To simply fail the binding instead of reporting an error all you need to do is let the InterfaceRequest<> be freed and the pipe will be closed.

Thanks!

CL to fix is under review at https://crrev.com/c/1403351.

Also see issue 920406.

The following revision refers to this bug:
  https://chromium.googlesource.com/chromium/src.git/+/142c53535abd878822fcabc14c2c5ee3a823f701

commit 142c53535abd878822fcabc14c2c5ee3a823f701
Author: Chase Phillips <cmp@chromium.org>
Date: Thu Jan 10 01:23:26 2019

IndexedDB: Skip ReportBadMessage() at bind-time

ReportBadMessage() requires a valid context which isn't supplied at
bind-time.  Instead, skip reporting an issue and early return which will
cause the request to be freed and the renderer-side of the pipe to be
closed.

Bug: 717812, 918493,  920185 , 920406
Change-Id: I4426765e42709e710f3f6d25957c6bb518ca4bcd
Reviewed-on: https://chromium-review.googlesource.com/c/1403351
Reviewed-by: Kinuko Yasuda <kinuko@chromium.org>
Reviewed-by: Daniel Murphy <dmurph@chromium.org>
Reviewed-by: Oksana Zhuravlova <oksamyt@chromium.org>
Reviewed-by: Reilly Grant <reillyg@chromium.org>
Commit-Queue: Chase Phillips <cmp@chromium.org>
Cr-Commit-Position: refs/heads/master@{#621407}
[modify] https://crrev.com/142c53535abd878822fcabc14c2c5ee3a823f701/content/browser/indexed_db/indexed_db_dispatcher_host.cc
[modify] https://crrev.com/142c53535abd878822fcabc14c2c5ee3a823f701/content/browser/renderer_host/render_process_host_impl.cc

ClusterFuzz has detected this issue as fixed in range 621391:621408.

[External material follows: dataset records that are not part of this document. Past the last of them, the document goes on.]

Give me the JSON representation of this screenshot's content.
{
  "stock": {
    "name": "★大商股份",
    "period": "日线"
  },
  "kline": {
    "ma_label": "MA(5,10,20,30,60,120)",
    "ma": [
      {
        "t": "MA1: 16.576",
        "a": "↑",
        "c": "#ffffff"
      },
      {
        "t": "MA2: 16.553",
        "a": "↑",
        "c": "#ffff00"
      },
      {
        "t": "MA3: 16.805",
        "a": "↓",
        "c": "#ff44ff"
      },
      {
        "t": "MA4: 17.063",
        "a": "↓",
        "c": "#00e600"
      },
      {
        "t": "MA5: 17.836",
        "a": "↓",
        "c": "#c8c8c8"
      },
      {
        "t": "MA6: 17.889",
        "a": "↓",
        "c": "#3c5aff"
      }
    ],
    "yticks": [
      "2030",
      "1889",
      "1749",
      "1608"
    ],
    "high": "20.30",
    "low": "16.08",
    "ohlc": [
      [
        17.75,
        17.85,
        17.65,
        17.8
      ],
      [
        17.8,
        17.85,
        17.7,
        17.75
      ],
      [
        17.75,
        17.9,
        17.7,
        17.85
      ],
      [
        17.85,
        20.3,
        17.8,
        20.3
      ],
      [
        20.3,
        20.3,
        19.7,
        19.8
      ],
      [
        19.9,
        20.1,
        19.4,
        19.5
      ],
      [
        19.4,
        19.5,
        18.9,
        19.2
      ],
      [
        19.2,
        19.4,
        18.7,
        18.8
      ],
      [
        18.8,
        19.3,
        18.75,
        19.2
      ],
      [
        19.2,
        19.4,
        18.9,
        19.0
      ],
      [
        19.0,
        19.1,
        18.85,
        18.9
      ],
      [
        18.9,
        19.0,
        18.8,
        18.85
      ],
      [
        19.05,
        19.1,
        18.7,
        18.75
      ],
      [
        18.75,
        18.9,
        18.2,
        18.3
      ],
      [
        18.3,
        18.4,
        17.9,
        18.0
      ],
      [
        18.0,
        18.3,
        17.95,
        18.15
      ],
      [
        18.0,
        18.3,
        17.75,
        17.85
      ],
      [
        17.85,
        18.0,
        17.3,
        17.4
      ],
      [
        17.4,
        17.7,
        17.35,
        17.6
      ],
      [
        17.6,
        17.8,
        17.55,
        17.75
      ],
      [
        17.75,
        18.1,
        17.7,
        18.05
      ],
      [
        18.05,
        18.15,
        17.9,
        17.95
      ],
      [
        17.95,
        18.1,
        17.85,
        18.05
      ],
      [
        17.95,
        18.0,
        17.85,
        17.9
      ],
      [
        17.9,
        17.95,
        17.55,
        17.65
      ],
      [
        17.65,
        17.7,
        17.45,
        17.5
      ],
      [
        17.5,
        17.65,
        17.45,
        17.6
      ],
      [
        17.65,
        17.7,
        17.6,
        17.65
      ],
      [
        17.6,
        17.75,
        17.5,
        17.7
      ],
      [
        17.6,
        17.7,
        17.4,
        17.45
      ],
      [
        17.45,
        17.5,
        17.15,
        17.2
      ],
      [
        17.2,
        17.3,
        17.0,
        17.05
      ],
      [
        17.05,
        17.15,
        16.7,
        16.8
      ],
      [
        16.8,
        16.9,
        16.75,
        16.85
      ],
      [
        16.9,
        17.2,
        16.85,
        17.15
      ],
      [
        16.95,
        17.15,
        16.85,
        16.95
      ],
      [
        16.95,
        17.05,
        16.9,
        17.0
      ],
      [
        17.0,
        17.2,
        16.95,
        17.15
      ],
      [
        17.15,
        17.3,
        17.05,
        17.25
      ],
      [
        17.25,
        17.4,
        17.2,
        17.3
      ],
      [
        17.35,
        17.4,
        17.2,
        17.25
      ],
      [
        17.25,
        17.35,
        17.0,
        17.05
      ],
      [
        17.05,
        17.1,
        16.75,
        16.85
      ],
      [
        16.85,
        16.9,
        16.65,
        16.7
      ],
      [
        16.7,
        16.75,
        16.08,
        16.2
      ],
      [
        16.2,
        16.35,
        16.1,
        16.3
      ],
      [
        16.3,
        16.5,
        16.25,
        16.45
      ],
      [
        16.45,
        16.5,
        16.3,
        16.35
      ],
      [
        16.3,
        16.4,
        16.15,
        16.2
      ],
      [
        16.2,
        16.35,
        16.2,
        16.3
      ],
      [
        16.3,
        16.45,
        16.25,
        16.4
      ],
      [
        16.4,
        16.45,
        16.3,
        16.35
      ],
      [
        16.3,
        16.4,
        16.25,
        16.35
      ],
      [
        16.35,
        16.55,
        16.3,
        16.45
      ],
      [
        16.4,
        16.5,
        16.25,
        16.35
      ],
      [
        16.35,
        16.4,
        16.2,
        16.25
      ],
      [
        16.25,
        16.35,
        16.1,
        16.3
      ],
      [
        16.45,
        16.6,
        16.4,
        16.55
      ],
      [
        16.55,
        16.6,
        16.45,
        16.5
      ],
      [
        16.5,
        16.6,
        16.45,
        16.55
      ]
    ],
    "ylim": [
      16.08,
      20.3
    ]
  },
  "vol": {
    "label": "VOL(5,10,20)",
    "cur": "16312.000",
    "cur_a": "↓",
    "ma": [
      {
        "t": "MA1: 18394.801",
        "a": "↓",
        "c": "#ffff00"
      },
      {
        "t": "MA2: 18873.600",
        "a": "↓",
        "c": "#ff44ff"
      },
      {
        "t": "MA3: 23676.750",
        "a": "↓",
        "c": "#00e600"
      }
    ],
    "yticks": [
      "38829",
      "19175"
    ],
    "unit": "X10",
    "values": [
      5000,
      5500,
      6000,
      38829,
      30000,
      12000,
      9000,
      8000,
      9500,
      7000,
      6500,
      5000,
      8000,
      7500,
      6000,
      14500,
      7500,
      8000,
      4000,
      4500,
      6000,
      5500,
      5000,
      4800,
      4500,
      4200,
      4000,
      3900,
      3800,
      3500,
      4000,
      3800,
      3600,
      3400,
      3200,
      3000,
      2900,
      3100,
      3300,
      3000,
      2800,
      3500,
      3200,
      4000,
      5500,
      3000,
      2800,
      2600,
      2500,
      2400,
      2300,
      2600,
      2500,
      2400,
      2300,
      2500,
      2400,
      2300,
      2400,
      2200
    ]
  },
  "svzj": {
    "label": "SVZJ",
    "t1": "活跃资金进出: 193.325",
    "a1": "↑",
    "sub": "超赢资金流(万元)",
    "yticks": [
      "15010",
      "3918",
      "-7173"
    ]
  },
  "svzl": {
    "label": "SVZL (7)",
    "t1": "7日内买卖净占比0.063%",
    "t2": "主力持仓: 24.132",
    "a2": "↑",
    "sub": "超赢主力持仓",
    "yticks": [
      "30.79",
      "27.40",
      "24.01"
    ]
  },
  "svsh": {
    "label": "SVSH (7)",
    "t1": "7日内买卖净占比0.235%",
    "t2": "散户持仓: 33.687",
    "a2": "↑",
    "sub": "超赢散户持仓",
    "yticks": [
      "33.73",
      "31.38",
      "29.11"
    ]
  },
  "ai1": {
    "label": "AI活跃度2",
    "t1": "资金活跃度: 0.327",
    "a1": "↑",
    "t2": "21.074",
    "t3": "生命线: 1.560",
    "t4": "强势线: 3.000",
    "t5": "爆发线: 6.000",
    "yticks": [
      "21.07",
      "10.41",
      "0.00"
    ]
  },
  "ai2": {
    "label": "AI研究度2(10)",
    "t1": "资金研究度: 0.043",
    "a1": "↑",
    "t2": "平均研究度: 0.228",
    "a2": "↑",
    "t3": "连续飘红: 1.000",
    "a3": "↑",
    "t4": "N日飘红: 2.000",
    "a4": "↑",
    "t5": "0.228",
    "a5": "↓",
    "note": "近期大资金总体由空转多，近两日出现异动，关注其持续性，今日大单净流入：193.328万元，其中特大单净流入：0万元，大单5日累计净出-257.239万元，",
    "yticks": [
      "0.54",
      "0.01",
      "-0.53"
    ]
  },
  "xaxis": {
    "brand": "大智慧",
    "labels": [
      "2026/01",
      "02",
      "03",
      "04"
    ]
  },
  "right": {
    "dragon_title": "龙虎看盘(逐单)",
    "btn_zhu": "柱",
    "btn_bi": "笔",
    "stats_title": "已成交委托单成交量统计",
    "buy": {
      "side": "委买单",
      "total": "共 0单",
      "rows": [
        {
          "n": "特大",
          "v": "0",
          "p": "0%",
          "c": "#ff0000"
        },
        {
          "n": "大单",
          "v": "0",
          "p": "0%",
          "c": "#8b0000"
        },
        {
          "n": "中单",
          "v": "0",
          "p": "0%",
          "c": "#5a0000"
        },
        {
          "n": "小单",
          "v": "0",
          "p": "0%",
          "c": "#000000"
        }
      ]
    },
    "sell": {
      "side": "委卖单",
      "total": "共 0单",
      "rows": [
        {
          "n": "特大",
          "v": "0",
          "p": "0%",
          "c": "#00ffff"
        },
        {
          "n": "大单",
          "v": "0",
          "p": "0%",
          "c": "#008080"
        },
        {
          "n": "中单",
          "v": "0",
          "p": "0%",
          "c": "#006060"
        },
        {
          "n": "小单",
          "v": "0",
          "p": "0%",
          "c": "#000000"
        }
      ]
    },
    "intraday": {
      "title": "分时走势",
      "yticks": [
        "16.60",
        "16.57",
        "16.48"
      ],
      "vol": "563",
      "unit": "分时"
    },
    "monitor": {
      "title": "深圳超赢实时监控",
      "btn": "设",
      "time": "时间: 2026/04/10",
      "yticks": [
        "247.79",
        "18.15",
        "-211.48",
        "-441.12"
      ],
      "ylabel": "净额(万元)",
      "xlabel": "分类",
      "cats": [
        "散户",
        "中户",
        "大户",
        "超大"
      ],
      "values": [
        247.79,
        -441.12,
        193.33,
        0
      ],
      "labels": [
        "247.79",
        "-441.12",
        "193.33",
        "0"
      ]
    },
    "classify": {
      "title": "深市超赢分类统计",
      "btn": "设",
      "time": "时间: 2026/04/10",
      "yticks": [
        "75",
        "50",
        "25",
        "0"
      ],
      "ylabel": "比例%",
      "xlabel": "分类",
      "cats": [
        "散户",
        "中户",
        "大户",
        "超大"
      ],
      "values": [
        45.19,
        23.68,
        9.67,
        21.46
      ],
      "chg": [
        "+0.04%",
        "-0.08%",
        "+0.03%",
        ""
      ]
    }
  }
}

Detailed report: https://clusterfuzz.com/testcase?key=5481227624382464

Fuzzer: lcamtuf_cross_fuzz
Job Type: linux_debug_chrome
Platform Id: linux

Crash Type: CHECK failure
Crash Address: 
Crash State:
  context in message.cc
  mojo::ReportBadMessage
  content::IndexedDBDispatcherHost::AddBinding
  
Sanitizer: address (ASAN)

Regressed: https://clusterfuzz.com/revisions?job=linux_debug_chrome&range=620855:620856
Fixed: https://clusterfuzz.com/revisions?job=linux_debug_chrome&range=621391:621408

Reproducer Testcase: https://clusterfuzz.com/download?testcase_id=5481227624382464

See https://github.com/google/clusterfuzz-tools for instructions to reproduce this bug locally.

If you suspect that the result above is incorrect, try re-doing that job on the test case report page.

ClusterFuzz testcase 5481227624382464 is verified as fixed, so closing issue as verified.

If this is incorrect, please add ClusterFuzz-Wrong label and re-open the issue.